Overall the instructions in the book were clear and shown in order of preparation and cooking, which I like because it means I don’t have to go searching for a step or a missing ingredient. If you’re not crazy about the taste of cloves, like Jay is, you can omit them or just put in very little. The recipe calls for crushed cloves for the chicken rub (called baharat) and later whole cloves for the entire dish. I only added the cloves to the baharat and it was more than plenty. Originally this was supposed to be a chicken and almond pilaff but guess what, I completely forgot about the almonds and I even have a whole stash I meant to use for cooking. No matter, it was still amazing. Unfortunately, once it was cooked it looked like a huge pot of slop. I don’t know what it is about me and slop these days. But, do try it out.

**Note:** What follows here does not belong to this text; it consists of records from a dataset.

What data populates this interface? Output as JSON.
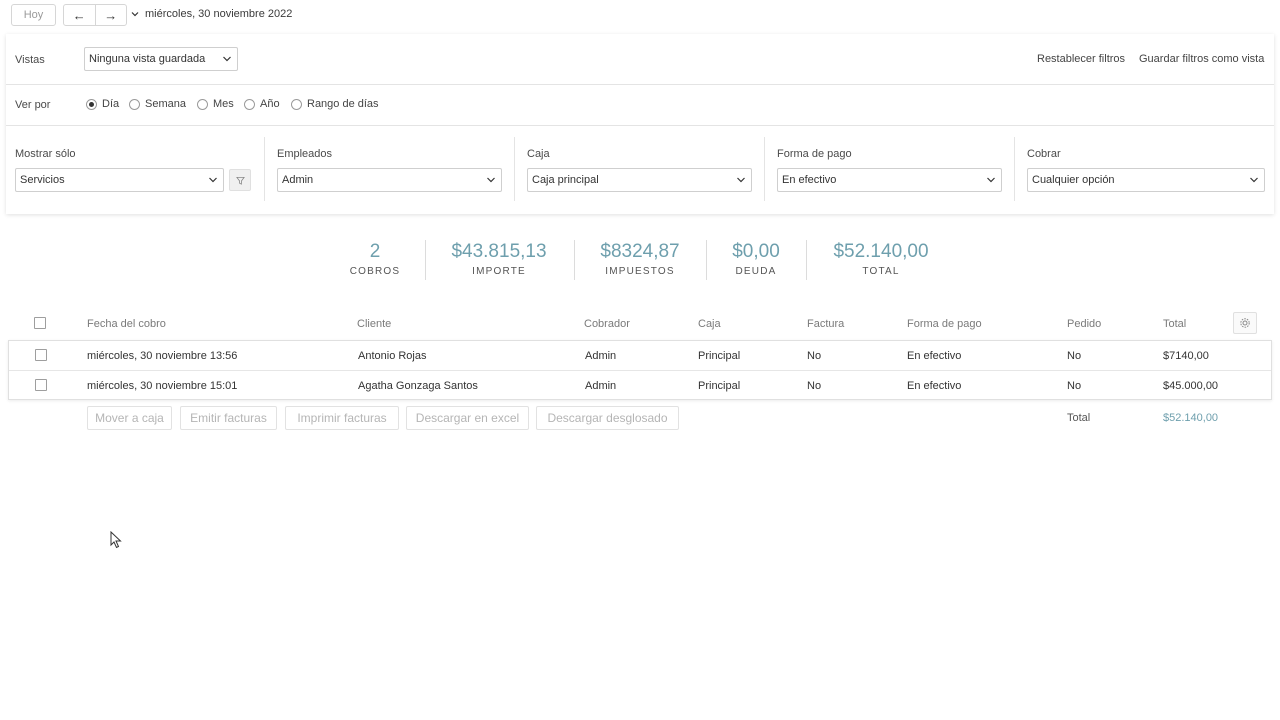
{
  "topbar": {
    "today_label": "Hoy",
    "date_label": "miércoles, 30 noviembre 2022"
  },
  "filters": {
    "views_label": "Vistas",
    "views_value": "Ninguna vista guardada",
    "reset_filters": "Restablecer filtros",
    "save_filters": "Guardar filtros como vista",
    "view_by_label": "Ver por",
    "view_by_options": [
      "Día",
      "Semana",
      "Mes",
      "Año",
      "Rango de días"
    ],
    "view_by_selected": "Día",
    "show_only_label": "Mostrar sólo",
    "show_only_value": "Servicios",
    "employees_label": "Empleados",
    "employees_value": "Admin",
    "cashbox_label": "Caja",
    "cashbox_value": "Caja principal",
    "payment_label": "Forma de pago",
    "payment_value": "En efectivo",
    "collect_label": "Cobrar",
    "collect_value": "Cualquier opción"
  },
  "stats": [
    {
      "value": "2",
      "caption": "COBROS"
    },
    {
      "value": "$43.815,13",
      "caption": "IMPORTE"
    },
    {
      "value": "$8324,87",
      "caption": "IMPUESTOS"
    },
    {
      "value": "$0,00",
      "caption": "DEUDA"
    },
    {
      "value": "$52.140,00",
      "caption": "TOTAL"
    }
  ],
  "table": {
    "columns": [
      "Fecha del cobro",
      "Cliente",
      "Cobrador",
      "Caja",
      "Factura",
      "Forma de pago",
      "Pedido",
      "Total"
    ],
    "rows": [
      [
        "miércoles, 30 noviembre 13:56",
        "Antonio Rojas",
        "Admin",
        "Principal",
        "No",
        "En efectivo",
        "No",
        "$7140,00"
      ],
      [
        "miércoles, 30 noviembre 15:01",
        "Agatha Gonzaga Santos",
        "Admin",
        "Principal",
        "No",
        "En efectivo",
        "No",
        "$45.000,00"
      ]
    ],
    "total_label": "Total",
    "total_value": "$52.140,00"
  },
  "actions": [
    "Mover a caja",
    "Emitir facturas",
    "Imprimir facturas",
    "Descargar en excel",
    "Descargar desglosado"
  ],
  "colors": {
    "accent": "#6e9fad"
  }
}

Recipe can be found here on Google Books.

Lemon Squares

Several weeks ago, after embarking on the ludicrous writing adventure, I found myself stuck. Writer’s block. So what did I do? I baked. I procrastinate by baking. And thanks to the lovely AsiaJo over at Frock and Fork, I found exactly what I needed to make on that day of mental stuckness. Lemon Squares (recipe here). Let them cool completely as they are quite soft when they come out of the oven. These easy to make squares were so delicious and perfectly sweet. Addictive too. I had to hide them so I wouldn’t eat them all in one sitting.